How do you handle API versioning?

api

#1

Hello!

I have a question about a better way to handle a version of your REST API.

I came across a couple of posts (post1, post2) suggesting to use vendor MIME type for that in 2 ways:

  • version inside subtype, like application/vnd.steveklabnik-v2+json;
  • version as mimetype parameter, like vnd.example-com.foo+json; version=1.0

I would be glad to hear about pros and cons of both solutions. Or maybe there is other way?


#2

What’s wrong with /api/v1 and /api/v2, e.g. namespacing?


#3

There is a good argument to be made that versions in the URI are neither good URI design nor RESTful. You want your public facing link to be permanent, an URI in your system should try as much as it can to be exactly that, a Unique Resource Identifier. Having versions in your URIs was never supposed to be a part of the picture.


#4

:slight_smile:


#5

I’m with @dimitarvp on this one.

Also we are moving towards WebSocket APIs where we don’t have the option to specify version in the header so for me this particular holy war is won by URLs / topics :slight_smile:


#6

That’s perfectly ok. All of the 3 common versioning schemes (@BrightEyesDavid article has this explained) have their advantages and disadvantages. If you have to use URL versioning just know what you’re giving up.


#7

I am not gonna do academic discussions. Half of HTTP 1.1 headers should not even be used the way they are used but here we are.

Versioning by using namespaced URIs solves a lot of problems and gives you an ability to evolve your API instead of being stuck with legacy baggage forever.


#8

You do you. The way I worded it, I hope, was supposed to convey facts without having my stance figure in it at all.

Having said that, versions in your URL can seriously hamper the evolution of your APIs too.
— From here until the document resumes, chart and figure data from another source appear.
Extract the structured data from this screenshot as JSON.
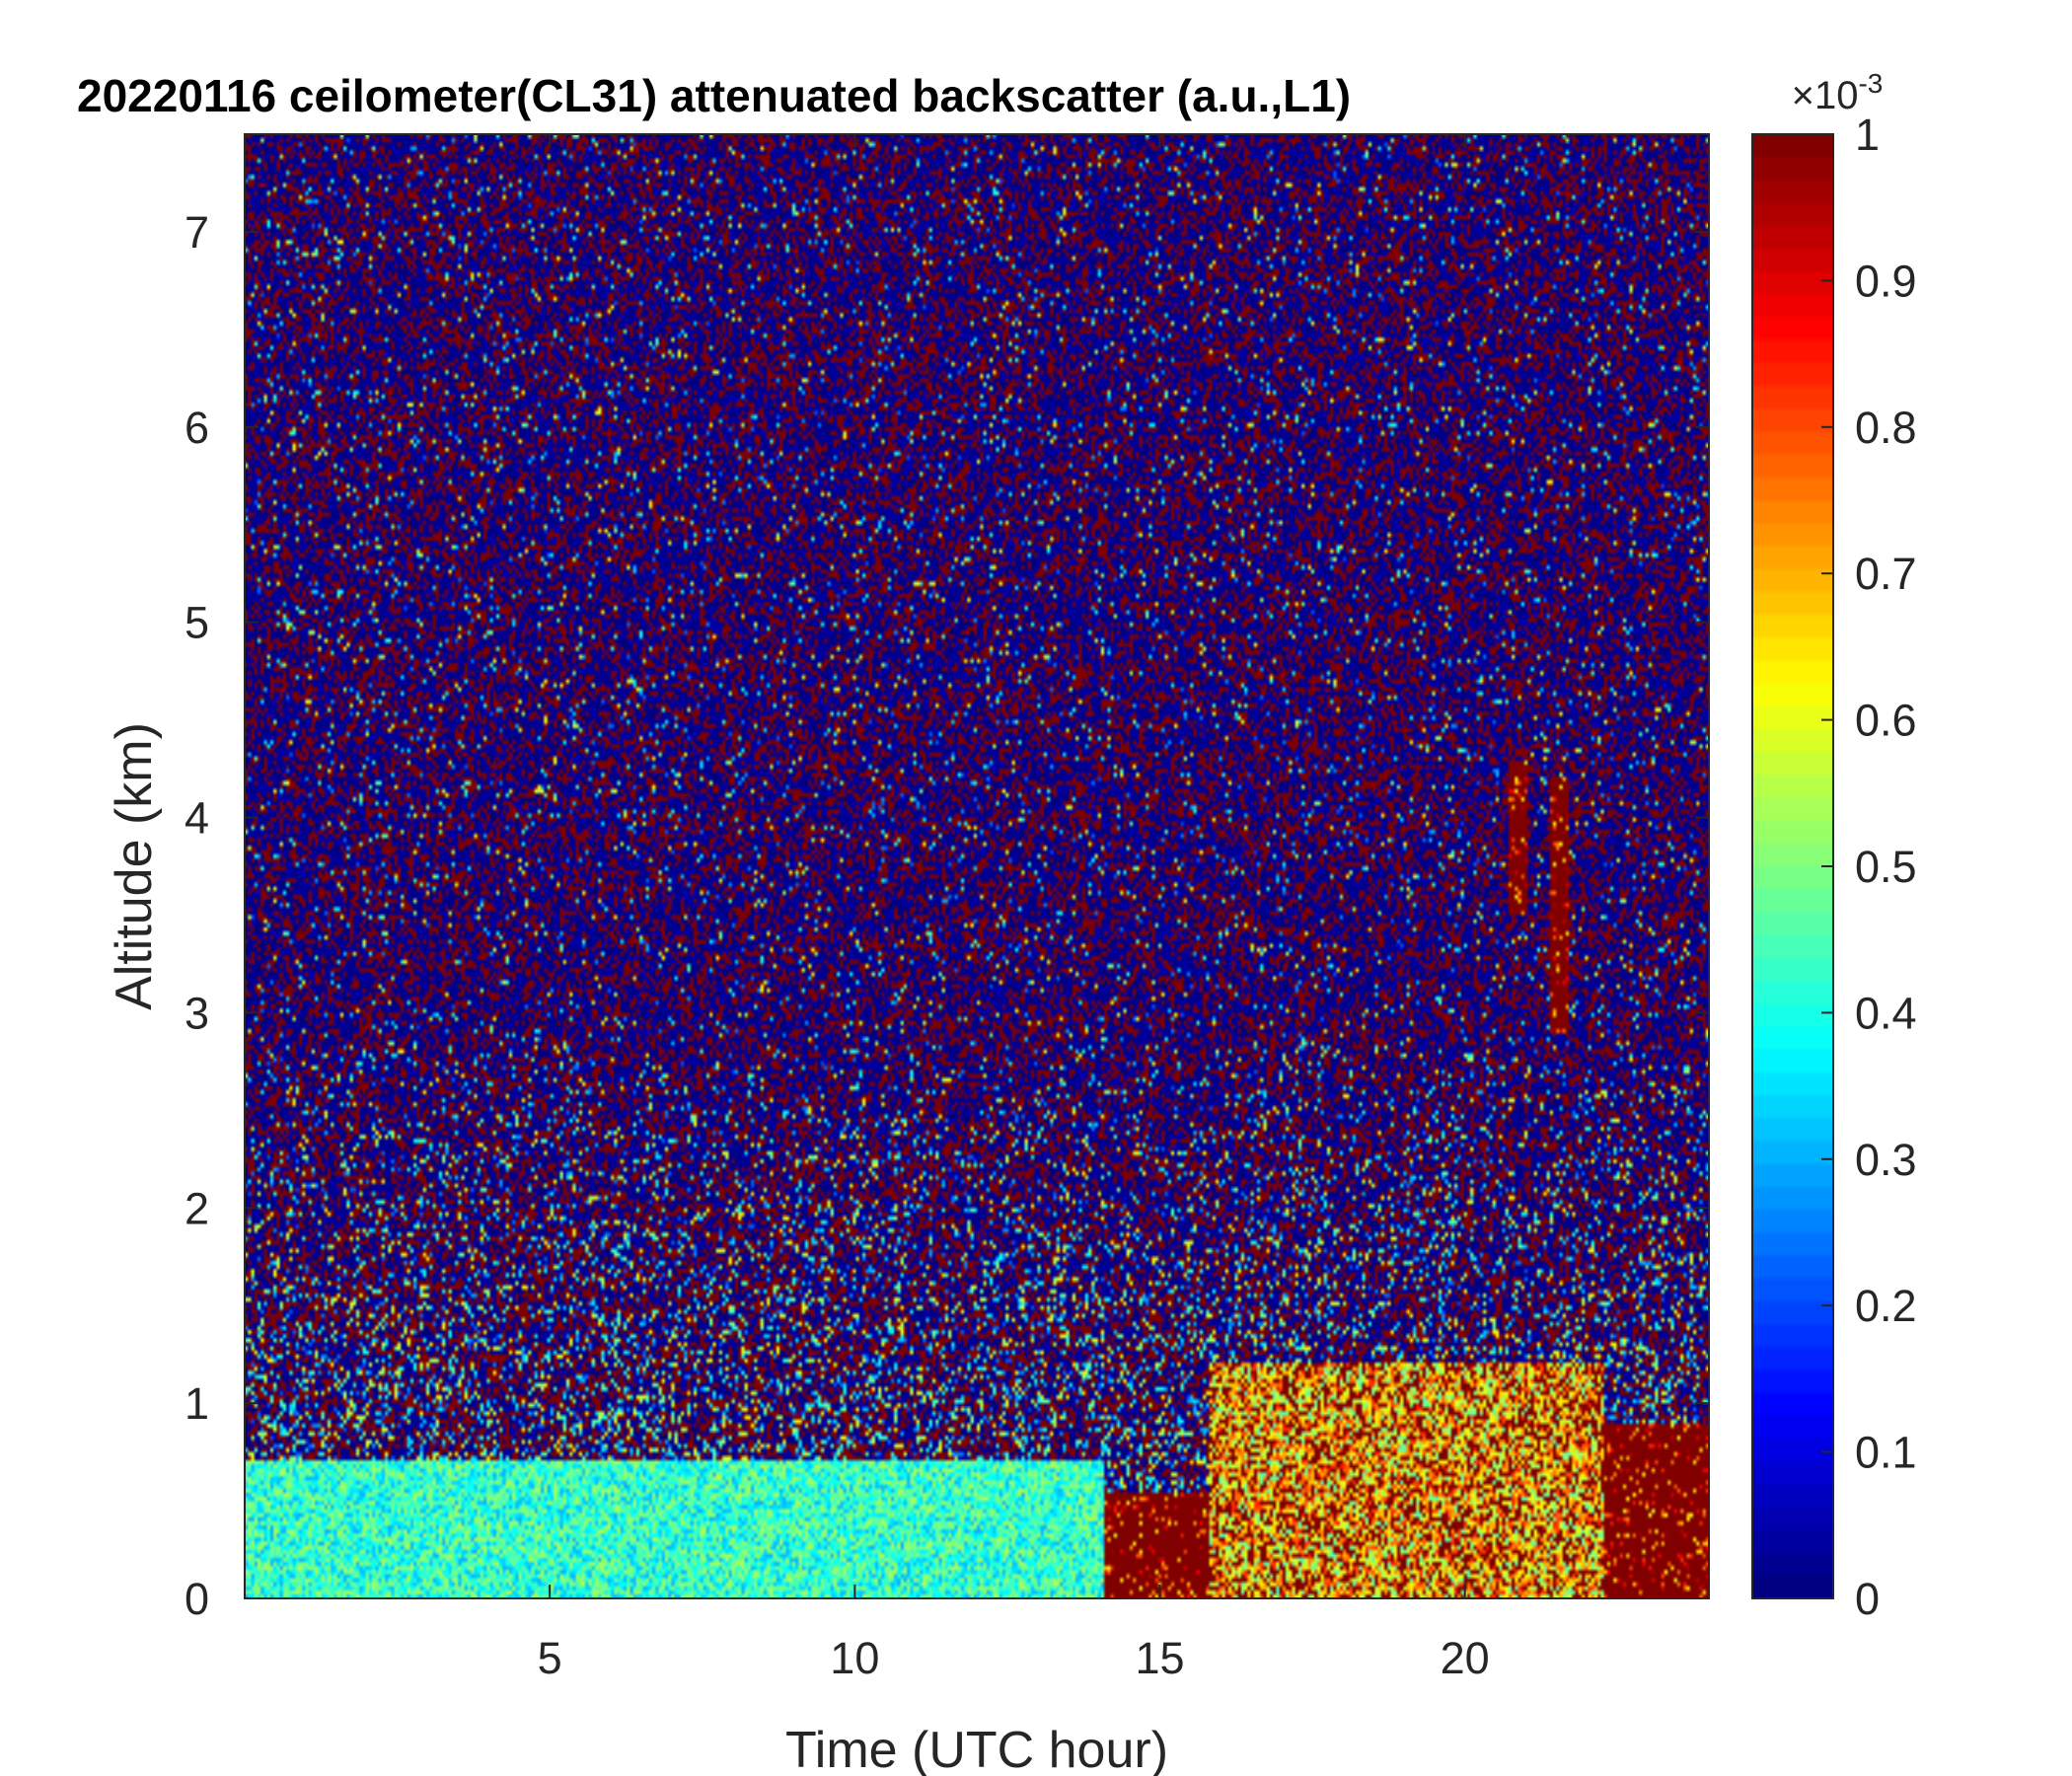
{
  "chart_data": {
    "type": "heatmap",
    "title": "20220116 ceilometer(CL31) attenuated backscatter (a.u.,L1)",
    "xlabel": "Time (UTC hour)",
    "ylabel": "Altitude (km)",
    "xlim": [
      0,
      24
    ],
    "ylim": [
      0,
      7.5
    ],
    "x_ticks": [
      5,
      10,
      15,
      20
    ],
    "x_tick_labels": [
      "5",
      "10",
      "15",
      "20"
    ],
    "y_ticks": [
      0,
      1,
      2,
      3,
      4,
      5,
      6,
      7
    ],
    "y_tick_labels": [
      "0",
      "1",
      "2",
      "3",
      "4",
      "5",
      "6",
      "7"
    ],
    "colorbar": {
      "colormap": "jet",
      "range": [
        0,
        0.001
      ],
      "ticks": [
        0,
        0.1,
        0.2,
        0.3,
        0.4,
        0.5,
        0.6,
        0.7,
        0.8,
        0.9,
        1
      ],
      "tick_labels": [
        "0",
        "0.1",
        "0.2",
        "0.3",
        "0.4",
        "0.5",
        "0.6",
        "0.7",
        "0.8",
        "0.9",
        "1"
      ],
      "exponent_base": "×10",
      "exponent_power": "-3"
    },
    "features": [
      {
        "time_range": [
          0,
          14.1
        ],
        "altitude_range": [
          0,
          0.7
        ],
        "level": 0.4
      },
      {
        "time_range": [
          14.1,
          15.8
        ],
        "altitude_range": [
          0,
          0.55
        ],
        "level": 1.0
      },
      {
        "time_range": [
          15.8,
          22.3
        ],
        "altitude_range": [
          0,
          1.2
        ],
        "level": 0.75
      },
      {
        "time_range": [
          22.3,
          24
        ],
        "altitude_range": [
          0,
          0.9
        ],
        "level": 1.0
      },
      {
        "time_range": [
          20.7,
          21.0
        ],
        "altitude_range": [
          3.5,
          4.3
        ],
        "level": 1.0
      },
      {
        "time_range": [
          21.4,
          21.7
        ],
        "altitude_range": [
          2.9,
          4.2
        ],
        "level": 1.0
      }
    ]
  }
}
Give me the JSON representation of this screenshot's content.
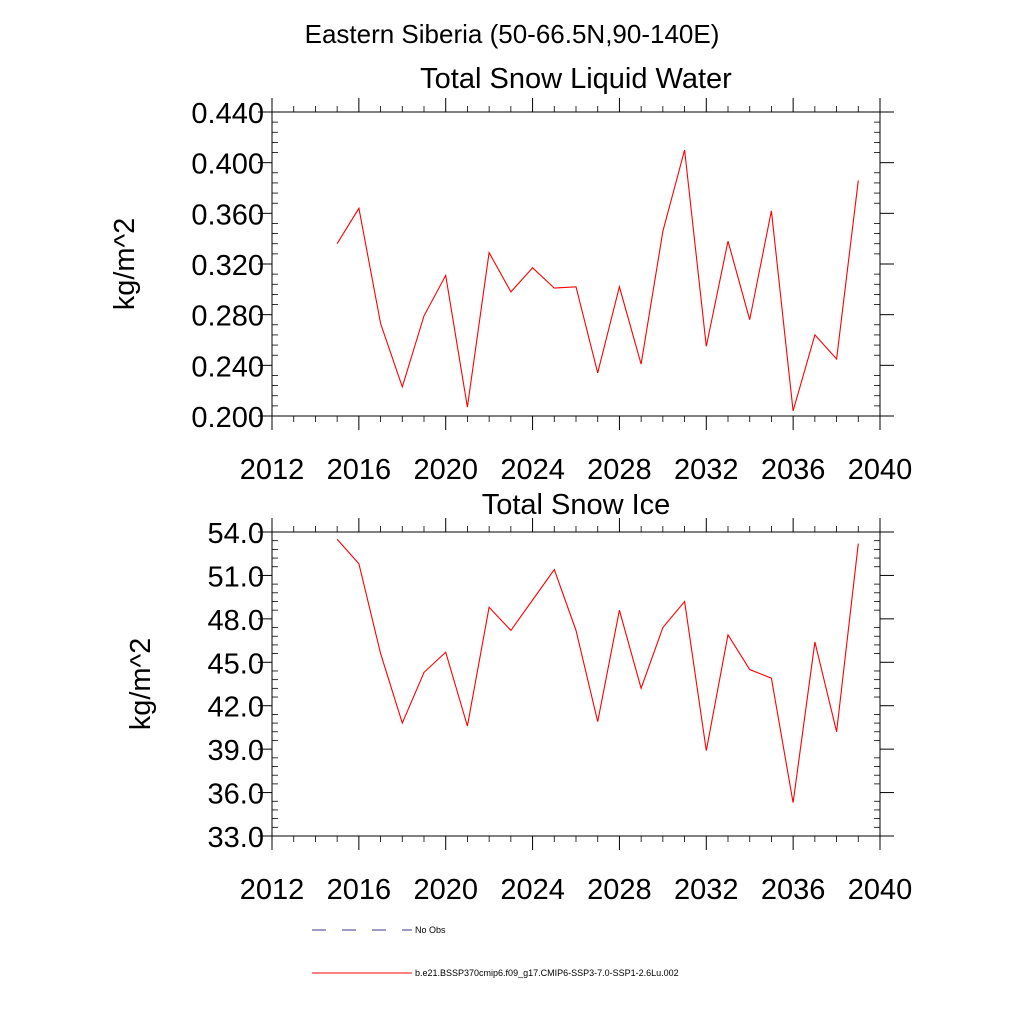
{
  "suptitle": "Eastern Siberia (50-66.5N,90-140E)",
  "legend": {
    "entries": [
      {
        "label": "No Obs",
        "style": "dashed",
        "color": "#3a3a8c"
      },
      {
        "label": "b.e21.BSSP370cmip6.f09_g17.CMIP6-SSP3-7.0-SSP1-2.6Lu.002",
        "style": "solid",
        "color": "#ff0000"
      }
    ]
  },
  "chart_data": [
    {
      "type": "line",
      "title": "Total Snow Liquid Water",
      "xlabel": "",
      "ylabel": "kg/m^2",
      "xlim": [
        2012,
        2040
      ],
      "ylim": [
        0.2,
        0.44
      ],
      "x_ticks": [
        2012,
        2016,
        2020,
        2024,
        2028,
        2032,
        2036,
        2040
      ],
      "x_tick_labels": [
        "2012",
        "2016",
        "2020",
        "2024",
        "2028",
        "2032",
        "2036",
        "2040"
      ],
      "y_ticks": [
        0.2,
        0.24,
        0.28,
        0.32,
        0.36,
        0.4,
        0.44
      ],
      "y_tick_labels": [
        "0.200",
        "0.240",
        "0.280",
        "0.320",
        "0.360",
        "0.400",
        "0.440"
      ],
      "grid": false,
      "series": [
        {
          "color": "#ff0000",
          "x": [
            2015,
            2016,
            2017,
            2018,
            2019,
            2020,
            2021,
            2022,
            2023,
            2024,
            2025,
            2026,
            2027,
            2028,
            2029,
            2030,
            2031,
            2032,
            2033,
            2034,
            2035,
            2036,
            2037,
            2038,
            2039
          ],
          "values": [
            0.336,
            0.364,
            0.273,
            0.223,
            0.279,
            0.311,
            0.207,
            0.329,
            0.298,
            0.317,
            0.301,
            0.302,
            0.234,
            0.302,
            0.241,
            0.346,
            0.41,
            0.255,
            0.338,
            0.276,
            0.362,
            0.204,
            0.264,
            0.245,
            0.386
          ]
        }
      ]
    },
    {
      "type": "line",
      "title": "Total Snow Ice",
      "xlabel": "",
      "ylabel": "kg/m^2",
      "xlim": [
        2012,
        2040
      ],
      "ylim": [
        33.0,
        54.0
      ],
      "x_ticks": [
        2012,
        2016,
        2020,
        2024,
        2028,
        2032,
        2036,
        2040
      ],
      "x_tick_labels": [
        "2012",
        "2016",
        "2020",
        "2024",
        "2028",
        "2032",
        "2036",
        "2040"
      ],
      "y_ticks": [
        33,
        36,
        39,
        42,
        45,
        48,
        51,
        54
      ],
      "y_tick_labels": [
        "33.0",
        "36.0",
        "39.0",
        "42.0",
        "45.0",
        "48.0",
        "51.0",
        "54.0"
      ],
      "grid": false,
      "series": [
        {
          "color": "#ff0000",
          "x": [
            2015,
            2016,
            2017,
            2018,
            2019,
            2020,
            2021,
            2022,
            2023,
            2024,
            2025,
            2026,
            2027,
            2028,
            2029,
            2030,
            2031,
            2032,
            2033,
            2034,
            2035,
            2036,
            2037,
            2038,
            2039
          ],
          "values": [
            53.5,
            51.8,
            45.6,
            40.8,
            44.3,
            45.7,
            40.6,
            48.8,
            47.2,
            49.3,
            51.4,
            47.2,
            40.9,
            48.6,
            43.2,
            47.4,
            49.2,
            38.9,
            46.9,
            44.5,
            43.9,
            35.3,
            46.4,
            40.2,
            53.2
          ]
        }
      ]
    }
  ]
}
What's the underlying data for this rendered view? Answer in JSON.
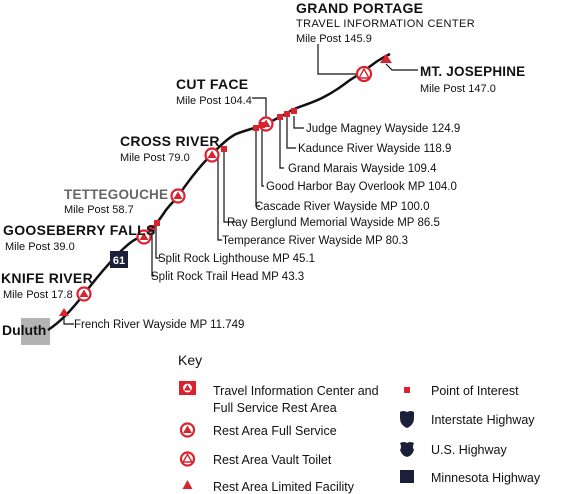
{
  "cities": {
    "grand_portage": {
      "name": "GRAND PORTAGE",
      "sub": "TRAVEL INFORMATION CENTER",
      "mp": "Mile Post 145.9"
    },
    "mt_josephine": {
      "name": "MT. JOSEPHINE",
      "mp": "Mile Post 147.0"
    },
    "cut_face": {
      "name": "CUT FACE",
      "mp": "Mile Post 104.4"
    },
    "cross_river": {
      "name": "CROSS RIVER",
      "mp": "Mile Post 79.0"
    },
    "tettegouche": {
      "name": "TETTEGOUCHE",
      "mp": "Mile Post 58.7"
    },
    "gooseberry": {
      "name": "GOOSEBERRY FALLS",
      "mp": "Mile Post 39.0"
    },
    "knife_river": {
      "name": "KNIFE RIVER",
      "mp": "Mile Post 17.8"
    },
    "duluth": {
      "name": "Duluth"
    }
  },
  "highway_shield": "61",
  "waysides": {
    "judge_magney": "Judge Magney Wayside 124.9",
    "kadunce": "Kadunce River Wayside 118.9",
    "grand_marais": "Grand Marais Wayside 109.4",
    "good_harbor": "Good Harbor Bay Overlook MP 104.0",
    "cascade": "Cascade River Wayside MP 100.0",
    "ray_berglund": "Ray Berglund Memorial Wayside MP 86.5",
    "temperance": "Temperance River Wayside MP 80.3",
    "split_rock_lighthouse": "Split Rock Lighthouse MP 45.1",
    "split_rock_trail": "Split Rock Trail Head MP 43.3",
    "french_river": "French River Wayside MP 11.749"
  },
  "key": {
    "title": "Key",
    "items": [
      {
        "icon": "travel-info-center-icon",
        "label": "Travel Information Center and",
        "label2": "Full Service Rest Area"
      },
      {
        "icon": "rest-area-full-service-icon",
        "label": "Rest Area Full Service"
      },
      {
        "icon": "rest-area-vault-toilet-icon",
        "label": "Rest Area Vault Toilet"
      },
      {
        "icon": "rest-area-limited-icon",
        "label": "Rest Area Limited Facility"
      },
      {
        "icon": "point-of-interest-icon",
        "label": "Point of Interest"
      },
      {
        "icon": "interstate-shield-icon",
        "label": "Interstate Highway"
      },
      {
        "icon": "us-highway-shield-icon",
        "label": "U.S. Highway"
      },
      {
        "icon": "minnesota-highway-icon",
        "label": "Minnesota Highway"
      }
    ]
  },
  "colors": {
    "route": "#111111",
    "rest_area": "#d9232e",
    "duluth_box": "#b3b3b3",
    "shield": "#1b1f3a"
  }
}
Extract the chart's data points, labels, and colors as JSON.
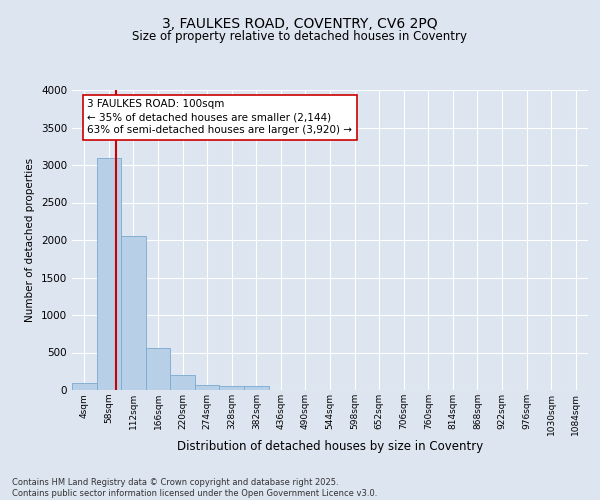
{
  "title_line1": "3, FAULKES ROAD, COVENTRY, CV6 2PQ",
  "title_line2": "Size of property relative to detached houses in Coventry",
  "xlabel": "Distribution of detached houses by size in Coventry",
  "ylabel": "Number of detached properties",
  "bin_labels": [
    "4sqm",
    "58sqm",
    "112sqm",
    "166sqm",
    "220sqm",
    "274sqm",
    "328sqm",
    "382sqm",
    "436sqm",
    "490sqm",
    "544sqm",
    "598sqm",
    "652sqm",
    "706sqm",
    "760sqm",
    "814sqm",
    "868sqm",
    "922sqm",
    "976sqm",
    "1030sqm",
    "1084sqm"
  ],
  "bar_heights": [
    100,
    3100,
    2050,
    555,
    195,
    65,
    60,
    60,
    0,
    0,
    0,
    0,
    0,
    0,
    0,
    0,
    0,
    0,
    0,
    0,
    0
  ],
  "bar_color": "#b8cfe8",
  "bar_edge_color": "#7aaad0",
  "vline_x": 1.28,
  "vline_color": "#cc0000",
  "ylim": [
    0,
    4000
  ],
  "yticks": [
    0,
    500,
    1000,
    1500,
    2000,
    2500,
    3000,
    3500,
    4000
  ],
  "annotation_text": "3 FAULKES ROAD: 100sqm\n← 35% of detached houses are smaller (2,144)\n63% of semi-detached houses are larger (3,920) →",
  "footer_line1": "Contains HM Land Registry data © Crown copyright and database right 2025.",
  "footer_line2": "Contains public sector information licensed under the Open Government Licence v3.0.",
  "bg_color": "#dde5f0",
  "plot_bg_color": "#dde5f0",
  "grid_color": "#ffffff"
}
As I already mentioned, all options out there have a trade off, you have to pick the one you think is right for your problem. Dismissing the entire issue by saying it’s academic, I feel, doesn’t do you many favors.


#9

Care to give an example? Lots of big companies do that (from the top of my head Twitter, Google, PayPal, DigitalOcean) and seem to cope.


#10

A version in the URI does not affect permanence, the v1 URI will always get the exact same thing.


#11

Sure, with that approach you always run into issue of the type: I have a change in one of my resources, does this warrant a version increase?

You will naturally tend to have large releases that increment your version, and then wonder what to do with smaller changes. There is always the risk of small changes creeping into your API without a version change.


#12

Sure, with that approach you always run into issue of the type: I have a change in one of my resources, does this warrant a version increase?

Does it matter if you pass version in URL or a header though? You’d have to be able to increase version and fallback to the logic of the previous one no matter how you go about versioning.


#13

You are implying that adding one field to a child object as a part of a bigger response will break clients. I have never seen that happening.

Version increases cover large shifts. Minor changes in the API do not at all warrant version increases.

Breaking changes can happen but it’s a rarity. Nobody is in the business of changing APIs every week.

You are assuming much more brittleness than what is practically visible out there. People go out of their way to not make changes break existing clients, quite successfully 99% of the time too.


#14

This is debatable. You will see APIs move from version 1 to say eventually version 3, then drop support for version 1. All your links now stop working.

There are ways around this, with say redirection. But having a single URL that doesn’t have these issues.


#15

This has zero relation to if your API URLs are namespaced or not. Businesses die – or rapidly change course – every day.

Deprecations are a fact of life.


#16

I was not implying this. And sure, you may have a simple API where this doesn’t happen. But all the discussion there is about this topic may point out that versioning is not such a simple issue. If 99% of APIs handle this successfully as your research points out, then I think that would mean that one way is the absolute correct way and people just don’t have these issues.

Personally, I think people underestimate the entire problem of versioning. Take NPM as an example. It is widely used, didn’t take versioning seriously for a long time, and is still incredibly successful. So don’t let that stop you from using it. But if you are building an API you want to last for a long time, and evolve, ignore proper versioning at your own peril.


#17

Successful according to whom? Popularity does not correlate with quality – in my experience they are often at odds with each other. NPM has had security problems several times publicly and who knows how many times without a disclosure. People mostly tolerate NPM, they don’t like it – at least the people I talked with.

But we are venturing in a territory where each of us can require official proof and not get it because it doesn’t exist. And each of us can say the other only has an anecdotal evidence. So the discussion won’t reach any conclusion ever.

So I say let’s draw the line here and give others a chance to chime in.


#18

Well said, I agree completely. Thank you for your time.


#19

I have a slightly different question. How many of you saw an app using API versioning that actually used the v2 or vn versions? Unfortunately, my experience besides the big API providers is that usually it perpetually stays on v1 and does breaking changes anyway.


#20

I go with name spacing the api. It gives the client stability, the provider flexibility to make breaking changes, and provides an upgrade path.